Selon des estimations américaines, l’armée ukrainienne tire quotidiennement 5000 obus, soit 150.000 par mois. YASUYOSHI CHIBA / AFP

DÉCRYPTAGE – Alors que le conflit russo-ukrainien entre dans sa deuxième année, l’Otan s’inquiète car Kiev consomme plus de munitions que l’Alliance n’en produit!
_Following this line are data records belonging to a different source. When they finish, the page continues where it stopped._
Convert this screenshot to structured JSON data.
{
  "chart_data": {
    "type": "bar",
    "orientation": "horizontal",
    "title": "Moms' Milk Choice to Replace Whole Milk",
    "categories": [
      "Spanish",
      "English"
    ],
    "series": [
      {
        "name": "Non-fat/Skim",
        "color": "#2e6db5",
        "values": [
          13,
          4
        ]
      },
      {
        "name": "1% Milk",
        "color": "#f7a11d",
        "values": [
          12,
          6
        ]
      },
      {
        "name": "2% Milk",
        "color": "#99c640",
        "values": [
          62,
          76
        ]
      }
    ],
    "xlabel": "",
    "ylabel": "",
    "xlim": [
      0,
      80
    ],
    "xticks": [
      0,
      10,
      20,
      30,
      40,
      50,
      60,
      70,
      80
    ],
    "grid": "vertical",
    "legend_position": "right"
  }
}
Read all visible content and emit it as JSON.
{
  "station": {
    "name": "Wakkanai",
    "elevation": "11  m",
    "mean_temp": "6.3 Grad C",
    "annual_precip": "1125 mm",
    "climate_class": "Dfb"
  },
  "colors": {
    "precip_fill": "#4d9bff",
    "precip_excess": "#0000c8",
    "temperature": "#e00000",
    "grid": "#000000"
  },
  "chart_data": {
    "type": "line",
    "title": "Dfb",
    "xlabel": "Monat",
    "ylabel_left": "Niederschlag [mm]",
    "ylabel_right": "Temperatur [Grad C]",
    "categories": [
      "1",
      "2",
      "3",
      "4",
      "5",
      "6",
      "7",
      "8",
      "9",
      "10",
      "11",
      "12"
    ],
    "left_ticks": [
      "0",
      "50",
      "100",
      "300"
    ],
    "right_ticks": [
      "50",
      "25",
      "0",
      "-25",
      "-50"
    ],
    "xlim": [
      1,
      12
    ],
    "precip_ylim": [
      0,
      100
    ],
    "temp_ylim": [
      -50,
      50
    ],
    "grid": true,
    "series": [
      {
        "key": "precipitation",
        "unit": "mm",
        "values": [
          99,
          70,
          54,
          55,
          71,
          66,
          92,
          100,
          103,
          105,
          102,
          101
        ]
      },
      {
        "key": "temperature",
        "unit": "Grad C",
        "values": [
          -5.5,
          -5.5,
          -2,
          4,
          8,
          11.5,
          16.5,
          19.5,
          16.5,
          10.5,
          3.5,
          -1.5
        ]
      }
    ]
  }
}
Volodymyr Zelensky réclame toujours plus d’armements et de munitions. C’est le leitmotiv de chacun de ses déplacements extérieurs. Le hic, c’est que les stocks de l’Otan fondent comme neige au soleil. Car la «guerre d’attrition» (utilisation massive de l’artillerie) que se livrent Moscou et Kiev est vorace en missiles, roquettes et obus. C’est ce que vient de rappeler Jens Stoltenberg, secrétaire général de l’organisation atlantique, dans une déclaration où l’inquiétude est palpable: «Il est clair que nous sommes dans une course à la logistique. La résistance de Kiev face à Moscou dépense une énorme quantité de munitions et épuise les stocks de ses alliés.» Et le patron de l’Otan d’alerter sur une éventuelle pénurie: «Le rythme actuel d’utilisation de munitions est beaucoup plus élevé que notre rythme actuel de production.»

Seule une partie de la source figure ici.